Post by Edmund » Mon Jan 27, 2014 7:56 pm

Another correction is that Tris and Hugh broke their quizbowl duck at ACF Fall way back in 2010. Their rise, together with Sink The Bismarck (Southampton) has been very heartening.

Here are some general remarks on the set:

I thought the overall balance was good and the tastes of individual writers shone through without introducing egregious variations within the set. My impression was that the afternoon was harder than the morning, and the Lasletts packet had the air of being slightly harder and rather more solidly canonical: I'd be interested to see the round report to see if this is actually statistical. The set was almost wholly and creditably free of repeats.

The science seemed fairly well distributed to me, but others have pointed out a heavy amount of chemical physics compared to mathematical and quantum physics. Since I was educated in the same curriculum as the science editor, we probably share prejudices in our knowledge base. In the interest of making the science accessible to an open field that contained very few dedicated science players, I thought they were occasionally reluctant to offer challenging hard parts to bonuses.

The science notably fell victim to what I felt was the worst offence of this set, which was a sloppily large number of stock clues in first lines. Just off the top of my head, here are some examples of very early stock clues, or clues that prematurely and artificially narrowed the answer space: Larnaca for Cyprus, Bromsgrove for Worcestershire, Larkin for Lucky Jim, Slater for determinant, Marangoni for surface tension, paramagnetic for oxygen, "northernmost town" for Norway, "second-largest country subdivision" for Western Australia, Lethe for Hades. These generated either direct buzzer races or confusion, and were either errors or else underestimated the quality of the field. In the science distribution I recognise that there may have been a conscious effort to lower the difficulty, but putting basics in the first line just invited science specialists to mop these up.

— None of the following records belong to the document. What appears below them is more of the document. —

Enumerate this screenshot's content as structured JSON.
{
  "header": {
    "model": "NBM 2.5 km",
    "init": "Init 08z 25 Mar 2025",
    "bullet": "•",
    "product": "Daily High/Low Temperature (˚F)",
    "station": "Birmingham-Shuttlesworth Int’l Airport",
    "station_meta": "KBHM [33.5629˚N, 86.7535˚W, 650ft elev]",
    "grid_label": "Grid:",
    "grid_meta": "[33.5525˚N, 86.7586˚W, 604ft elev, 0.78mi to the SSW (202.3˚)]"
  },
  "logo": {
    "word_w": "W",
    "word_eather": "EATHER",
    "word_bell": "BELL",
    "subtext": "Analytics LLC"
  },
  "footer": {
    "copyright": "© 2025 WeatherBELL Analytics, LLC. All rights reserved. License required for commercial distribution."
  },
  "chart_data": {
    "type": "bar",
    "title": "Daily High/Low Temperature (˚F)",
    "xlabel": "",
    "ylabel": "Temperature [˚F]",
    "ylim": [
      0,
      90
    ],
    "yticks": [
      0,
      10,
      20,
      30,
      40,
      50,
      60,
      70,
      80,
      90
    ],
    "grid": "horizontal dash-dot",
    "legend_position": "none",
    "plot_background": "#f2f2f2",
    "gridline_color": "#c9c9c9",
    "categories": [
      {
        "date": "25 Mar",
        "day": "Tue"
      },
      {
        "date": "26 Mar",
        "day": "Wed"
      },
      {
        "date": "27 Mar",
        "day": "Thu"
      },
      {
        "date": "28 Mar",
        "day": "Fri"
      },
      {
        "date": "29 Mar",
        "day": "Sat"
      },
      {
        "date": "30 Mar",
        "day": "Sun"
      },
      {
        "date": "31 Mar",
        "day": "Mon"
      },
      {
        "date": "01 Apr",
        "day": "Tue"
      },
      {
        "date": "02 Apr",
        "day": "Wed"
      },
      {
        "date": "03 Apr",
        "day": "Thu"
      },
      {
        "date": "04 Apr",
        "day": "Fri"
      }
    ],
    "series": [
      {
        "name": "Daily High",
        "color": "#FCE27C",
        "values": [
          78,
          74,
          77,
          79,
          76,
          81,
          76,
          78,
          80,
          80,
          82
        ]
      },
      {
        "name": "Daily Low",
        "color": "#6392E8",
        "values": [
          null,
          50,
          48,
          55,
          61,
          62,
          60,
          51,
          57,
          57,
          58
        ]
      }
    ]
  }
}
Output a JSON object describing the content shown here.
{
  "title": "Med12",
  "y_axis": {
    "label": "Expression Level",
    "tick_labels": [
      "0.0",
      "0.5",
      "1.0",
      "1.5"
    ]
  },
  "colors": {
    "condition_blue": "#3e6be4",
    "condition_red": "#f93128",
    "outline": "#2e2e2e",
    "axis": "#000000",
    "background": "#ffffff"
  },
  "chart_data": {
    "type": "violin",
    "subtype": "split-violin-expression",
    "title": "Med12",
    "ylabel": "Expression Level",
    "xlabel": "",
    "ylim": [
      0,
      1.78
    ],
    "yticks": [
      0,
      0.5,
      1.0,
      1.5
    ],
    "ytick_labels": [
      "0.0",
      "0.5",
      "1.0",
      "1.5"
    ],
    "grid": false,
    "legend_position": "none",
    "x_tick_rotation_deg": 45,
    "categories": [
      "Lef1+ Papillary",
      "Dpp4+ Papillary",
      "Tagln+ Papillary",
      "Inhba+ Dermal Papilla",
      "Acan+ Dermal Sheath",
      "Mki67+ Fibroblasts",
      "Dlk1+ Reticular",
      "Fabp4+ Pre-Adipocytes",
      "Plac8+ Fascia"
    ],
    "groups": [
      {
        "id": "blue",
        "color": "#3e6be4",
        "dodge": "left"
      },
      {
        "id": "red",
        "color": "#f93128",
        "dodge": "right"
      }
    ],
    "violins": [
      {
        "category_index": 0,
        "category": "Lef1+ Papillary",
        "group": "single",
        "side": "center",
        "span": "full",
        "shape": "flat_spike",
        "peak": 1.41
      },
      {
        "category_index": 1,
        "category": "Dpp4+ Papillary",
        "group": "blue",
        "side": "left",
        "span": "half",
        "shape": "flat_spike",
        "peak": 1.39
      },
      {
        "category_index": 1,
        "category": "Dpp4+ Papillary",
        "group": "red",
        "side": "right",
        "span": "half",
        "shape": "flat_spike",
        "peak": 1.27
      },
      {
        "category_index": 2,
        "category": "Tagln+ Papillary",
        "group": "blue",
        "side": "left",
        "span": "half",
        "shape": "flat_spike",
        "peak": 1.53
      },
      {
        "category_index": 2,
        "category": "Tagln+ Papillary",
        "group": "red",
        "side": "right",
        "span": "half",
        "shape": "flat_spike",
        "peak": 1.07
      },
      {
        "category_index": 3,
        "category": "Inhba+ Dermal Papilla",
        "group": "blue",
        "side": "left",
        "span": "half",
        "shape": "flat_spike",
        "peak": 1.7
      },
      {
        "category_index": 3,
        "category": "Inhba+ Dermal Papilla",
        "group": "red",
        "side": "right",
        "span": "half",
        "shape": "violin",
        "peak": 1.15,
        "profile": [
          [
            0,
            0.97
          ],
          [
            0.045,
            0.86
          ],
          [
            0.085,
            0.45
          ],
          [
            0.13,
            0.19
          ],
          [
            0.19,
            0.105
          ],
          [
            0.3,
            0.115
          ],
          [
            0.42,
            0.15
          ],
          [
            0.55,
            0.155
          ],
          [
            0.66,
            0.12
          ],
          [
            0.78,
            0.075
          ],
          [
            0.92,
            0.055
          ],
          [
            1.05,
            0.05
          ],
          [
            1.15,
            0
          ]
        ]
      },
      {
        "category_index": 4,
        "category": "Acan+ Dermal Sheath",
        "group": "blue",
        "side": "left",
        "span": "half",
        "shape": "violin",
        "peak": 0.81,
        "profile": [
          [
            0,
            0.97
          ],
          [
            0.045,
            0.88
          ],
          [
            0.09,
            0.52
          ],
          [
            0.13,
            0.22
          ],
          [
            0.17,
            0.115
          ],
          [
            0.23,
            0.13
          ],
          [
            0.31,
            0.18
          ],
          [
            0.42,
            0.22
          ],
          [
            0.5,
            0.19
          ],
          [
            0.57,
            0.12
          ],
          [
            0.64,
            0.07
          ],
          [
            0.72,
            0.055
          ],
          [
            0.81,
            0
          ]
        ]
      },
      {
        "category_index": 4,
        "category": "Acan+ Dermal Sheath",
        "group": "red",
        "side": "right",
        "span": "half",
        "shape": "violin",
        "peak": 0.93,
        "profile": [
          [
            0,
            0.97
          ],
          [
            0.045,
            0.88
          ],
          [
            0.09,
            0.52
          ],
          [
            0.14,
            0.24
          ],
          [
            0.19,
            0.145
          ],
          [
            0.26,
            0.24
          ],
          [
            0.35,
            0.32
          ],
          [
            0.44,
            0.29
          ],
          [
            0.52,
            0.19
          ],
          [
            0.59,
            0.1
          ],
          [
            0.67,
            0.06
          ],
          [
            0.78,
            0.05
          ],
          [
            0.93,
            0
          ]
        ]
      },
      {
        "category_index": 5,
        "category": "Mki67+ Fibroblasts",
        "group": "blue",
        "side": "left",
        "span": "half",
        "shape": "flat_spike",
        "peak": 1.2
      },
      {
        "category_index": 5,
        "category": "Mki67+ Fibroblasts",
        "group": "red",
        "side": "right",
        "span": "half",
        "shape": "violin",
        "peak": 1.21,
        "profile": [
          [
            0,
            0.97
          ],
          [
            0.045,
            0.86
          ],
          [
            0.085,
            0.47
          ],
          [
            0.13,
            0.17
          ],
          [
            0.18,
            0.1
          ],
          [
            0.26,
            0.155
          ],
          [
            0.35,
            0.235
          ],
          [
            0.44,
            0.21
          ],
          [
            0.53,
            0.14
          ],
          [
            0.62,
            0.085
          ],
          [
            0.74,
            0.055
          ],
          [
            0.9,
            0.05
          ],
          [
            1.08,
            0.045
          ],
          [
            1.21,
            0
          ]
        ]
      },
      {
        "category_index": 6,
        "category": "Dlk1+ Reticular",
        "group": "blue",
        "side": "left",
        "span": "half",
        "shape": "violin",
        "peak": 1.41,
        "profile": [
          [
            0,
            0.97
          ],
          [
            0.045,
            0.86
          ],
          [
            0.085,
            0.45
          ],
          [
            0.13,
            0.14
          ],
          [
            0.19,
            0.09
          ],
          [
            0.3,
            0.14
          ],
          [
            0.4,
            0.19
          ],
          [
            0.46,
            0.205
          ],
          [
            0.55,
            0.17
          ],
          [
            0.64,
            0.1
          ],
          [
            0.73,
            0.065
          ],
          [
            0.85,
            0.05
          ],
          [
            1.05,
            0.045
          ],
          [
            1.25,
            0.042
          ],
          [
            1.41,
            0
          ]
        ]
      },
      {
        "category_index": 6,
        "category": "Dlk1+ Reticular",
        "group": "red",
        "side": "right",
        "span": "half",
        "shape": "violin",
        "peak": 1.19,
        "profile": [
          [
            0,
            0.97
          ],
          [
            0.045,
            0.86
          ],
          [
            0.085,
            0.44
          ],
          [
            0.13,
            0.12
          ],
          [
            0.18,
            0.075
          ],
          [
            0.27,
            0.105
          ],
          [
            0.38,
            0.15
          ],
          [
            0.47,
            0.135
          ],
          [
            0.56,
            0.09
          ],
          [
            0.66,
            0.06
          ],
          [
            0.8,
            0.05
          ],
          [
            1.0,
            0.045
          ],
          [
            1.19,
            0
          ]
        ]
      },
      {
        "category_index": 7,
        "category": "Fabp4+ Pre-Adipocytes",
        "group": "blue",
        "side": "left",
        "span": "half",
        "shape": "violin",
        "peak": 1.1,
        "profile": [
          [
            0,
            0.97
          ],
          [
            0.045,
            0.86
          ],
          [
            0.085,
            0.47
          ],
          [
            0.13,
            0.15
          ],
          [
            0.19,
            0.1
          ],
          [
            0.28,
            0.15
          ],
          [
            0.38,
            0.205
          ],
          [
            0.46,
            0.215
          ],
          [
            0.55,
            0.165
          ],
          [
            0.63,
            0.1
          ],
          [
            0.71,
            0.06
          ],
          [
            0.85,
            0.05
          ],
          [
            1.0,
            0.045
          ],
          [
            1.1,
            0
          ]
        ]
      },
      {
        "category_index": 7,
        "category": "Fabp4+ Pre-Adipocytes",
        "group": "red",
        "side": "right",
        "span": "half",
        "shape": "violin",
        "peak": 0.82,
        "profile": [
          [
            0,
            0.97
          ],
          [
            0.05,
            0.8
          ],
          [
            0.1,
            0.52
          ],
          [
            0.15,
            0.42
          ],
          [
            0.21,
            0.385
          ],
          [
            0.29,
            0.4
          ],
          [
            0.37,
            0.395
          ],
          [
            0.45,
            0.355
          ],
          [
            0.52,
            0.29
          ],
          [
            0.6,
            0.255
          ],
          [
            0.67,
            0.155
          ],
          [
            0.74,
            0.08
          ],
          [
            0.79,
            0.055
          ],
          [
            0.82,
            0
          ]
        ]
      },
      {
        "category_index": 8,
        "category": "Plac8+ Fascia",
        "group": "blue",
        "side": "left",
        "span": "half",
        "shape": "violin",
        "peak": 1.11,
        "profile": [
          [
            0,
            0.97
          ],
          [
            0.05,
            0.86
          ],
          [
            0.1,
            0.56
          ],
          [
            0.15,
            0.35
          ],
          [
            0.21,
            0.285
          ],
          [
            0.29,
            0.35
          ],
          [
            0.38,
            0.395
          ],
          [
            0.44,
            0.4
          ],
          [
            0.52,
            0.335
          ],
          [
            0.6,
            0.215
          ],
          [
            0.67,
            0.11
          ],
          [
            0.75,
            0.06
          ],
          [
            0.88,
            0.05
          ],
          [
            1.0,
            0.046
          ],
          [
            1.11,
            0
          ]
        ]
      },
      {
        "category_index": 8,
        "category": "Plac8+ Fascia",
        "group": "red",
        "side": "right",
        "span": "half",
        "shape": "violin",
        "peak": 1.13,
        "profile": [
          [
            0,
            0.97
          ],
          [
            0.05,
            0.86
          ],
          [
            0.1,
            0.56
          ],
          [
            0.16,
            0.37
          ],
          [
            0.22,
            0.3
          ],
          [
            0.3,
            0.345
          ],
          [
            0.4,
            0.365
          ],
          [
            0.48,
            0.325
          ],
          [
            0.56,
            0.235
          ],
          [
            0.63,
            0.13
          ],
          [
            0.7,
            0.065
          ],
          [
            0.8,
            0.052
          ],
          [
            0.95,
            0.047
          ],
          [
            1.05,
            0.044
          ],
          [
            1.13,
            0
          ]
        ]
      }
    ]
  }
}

I would echo the criticism of the literature and painting clues as being sometimes overly formulaic. On the fine art side, the "describe something largely irrelevant in an odd corner of a well-known painting" trope seemed much in evidence: I thought "In the top right of this painting man with a yellow cloth covering his lap rests his left hand on an L-shaped rod" for Burial of the Count of Orgaz and "This work features an orange grove scattered with white blossoms picked out in gold." for Birth of Venus stood out. The last one is outright bad as Primavera is full of oranges.

I have some notes on specific questions which I left in the office and will relay later.